On the way to becoming a solid citizen of the community, he was named Fort Benton's first fire marshall early in 1877. It was more than a title, residents chucked their garbage and trash out in the street and lighted the flammables, no mean fire hazard for a village of log and frame houses, interspersed with haystacks for the numerous oxen utilized. He apparently did a good job as fire marshall. The "big fire" freely forecast by the Benton Record never materizlized.

Meanwhile, Evans had raised $400 for defense of his old buddies up in Winnepeg, with strong help from John Donnelly and others of the community, and the three were finally freed. (All indictments were dropped in 1882.)

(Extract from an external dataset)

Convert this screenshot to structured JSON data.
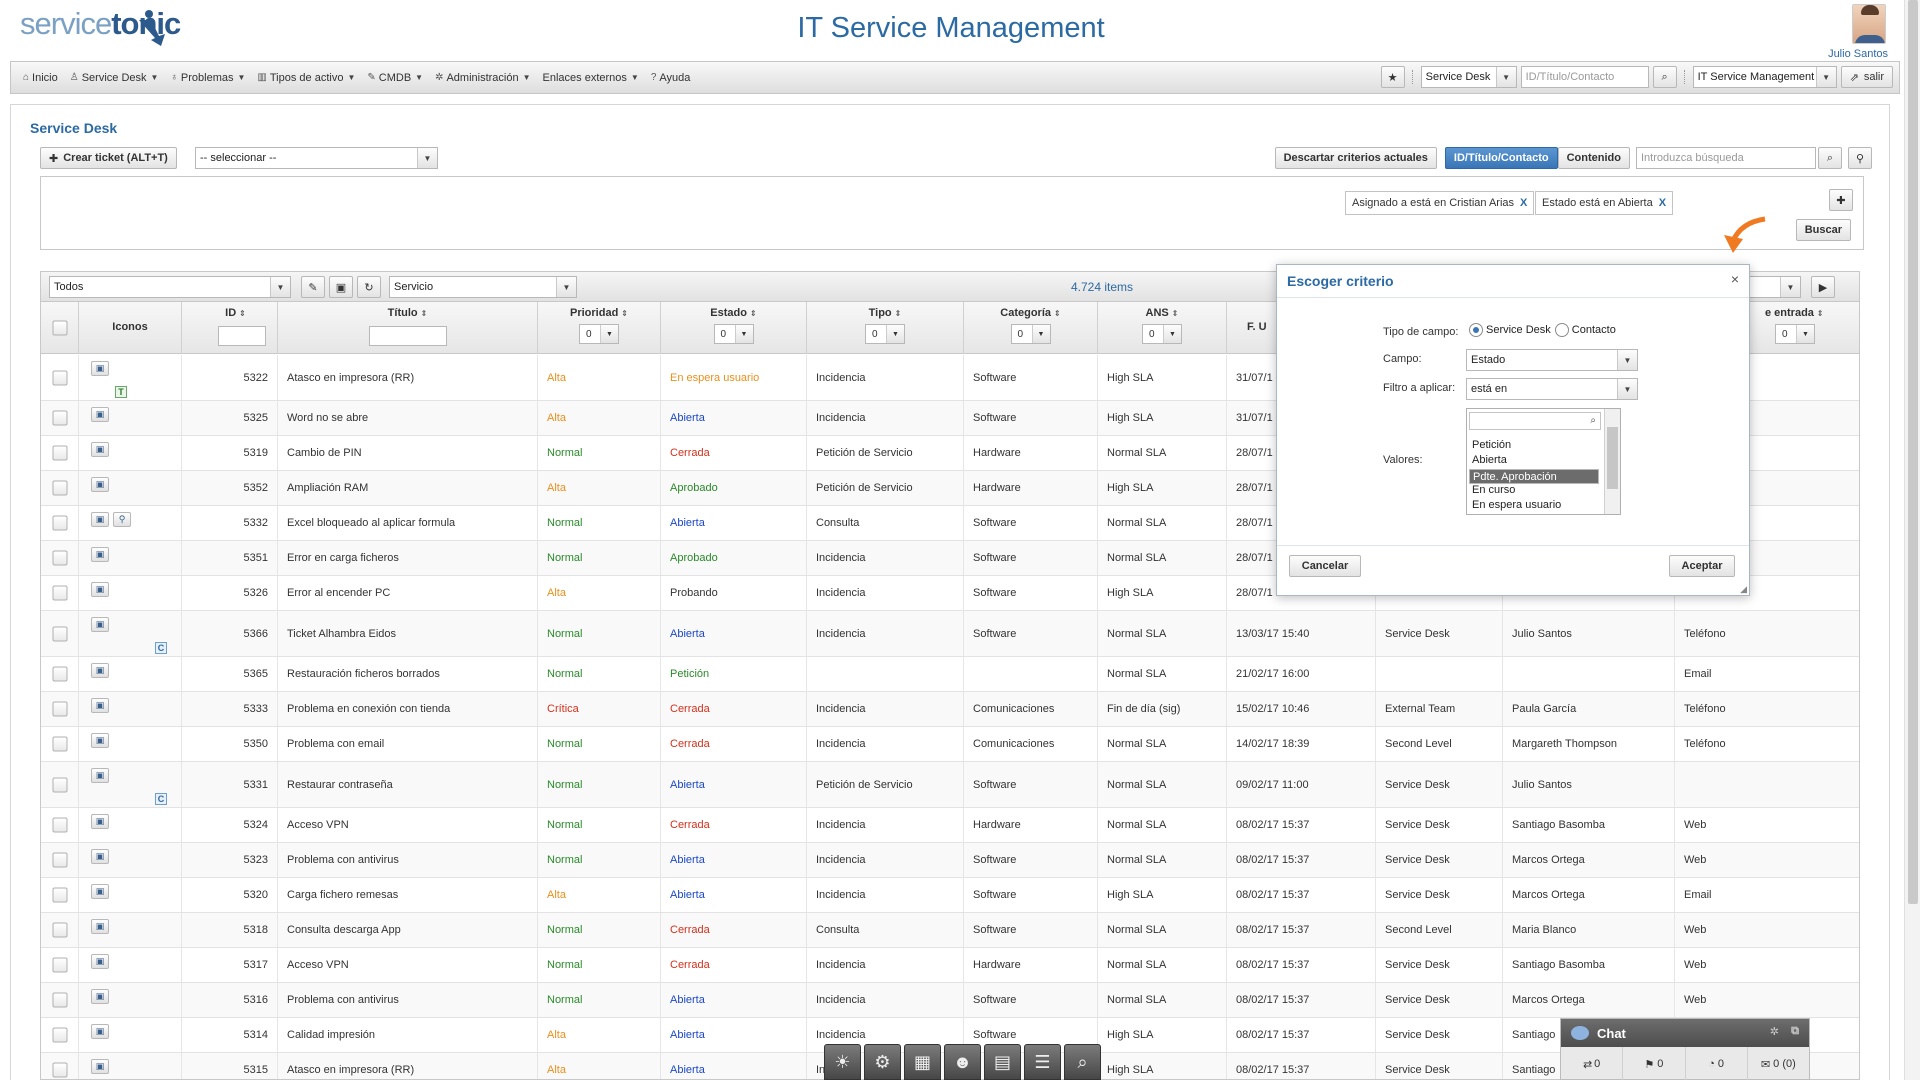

The Nez Perce came through in mid-fall of 1877, and what a bunch of hostiles would do to the freight down at Cow Island would curl the hair of a Bentonite dependent on the freight. The merchants hollered for help, there was world of military experience around, and the Benton Volunteers were formed to head there to save that precious freight, protected by a sergeant's guard of soldiers. A band of about 30 answered. Heading them was John Donnelly, captain in the Civil War and leader of a big Fenian raid into Canada. His underofficers were John Healy and John Evans, the old antagonists in the Whoop-up affair. Probate Judge John Tattan, retired sergeat of regulars was another member. The volunteers got to Cow Island too late to stop some destruction by hostiles, but in plenty of time to hear the whistle of bullets again, up Cow Creek coulee a few miles. One man was killed, while others could point out near misses on their return to Benton.

John Evans business became "Our House" in partnership with John Savage, a partnership dissolved by mutual consent in 1879. In 1882, Evans bought the Brewery Saloon. It was just what the name implies, and for several years Evans operated Fort Benton's one and only brewery.

But chopping off of Canadian trade, the death of his wife, Clara in 1882, and finally the railroad at Fort Benton, seemingly convinced Evans that there wasn't much future in business here. About 1889 he began a ranching operation on upper Sand Coulee, and that year a new postoffice was named Evans for him. It was perpetuated on the maps well into this century.

Evans didn't stick around that long. In 1898, probably urged by old friends and associates, he headed north on America's last great gold rush, to Alaska. One could guess that he met Johnny Healy up in the northland, along with dozens of others still itchy footed Benton men. He spent 20 years prospecting in Alaska, presumable without too much luck, and finally retired to Chewelah, Washington, where he died April 17, 1929. Two sons, Grant and Frank, and Daughter Mrs. Charles Dunlap, and a brother William Curtis Evans at Bainville, survived him.

W.C. Evans who had two brothers here, came west a few years after the Civil War freighted for I.G. Baker for a time, in 1877 returned mackinaw with John to get the former's family in Iowa. William's wife and two sons died shortly before his arrival and in the spring he remarried coming back to Benton in 18xx. He ran a dairy just down river from here until about 1904 when he moved to what became Bainsville.

Hiram Evans, who came here in 1866, married a Blackfeet woman at Browning and died 1884.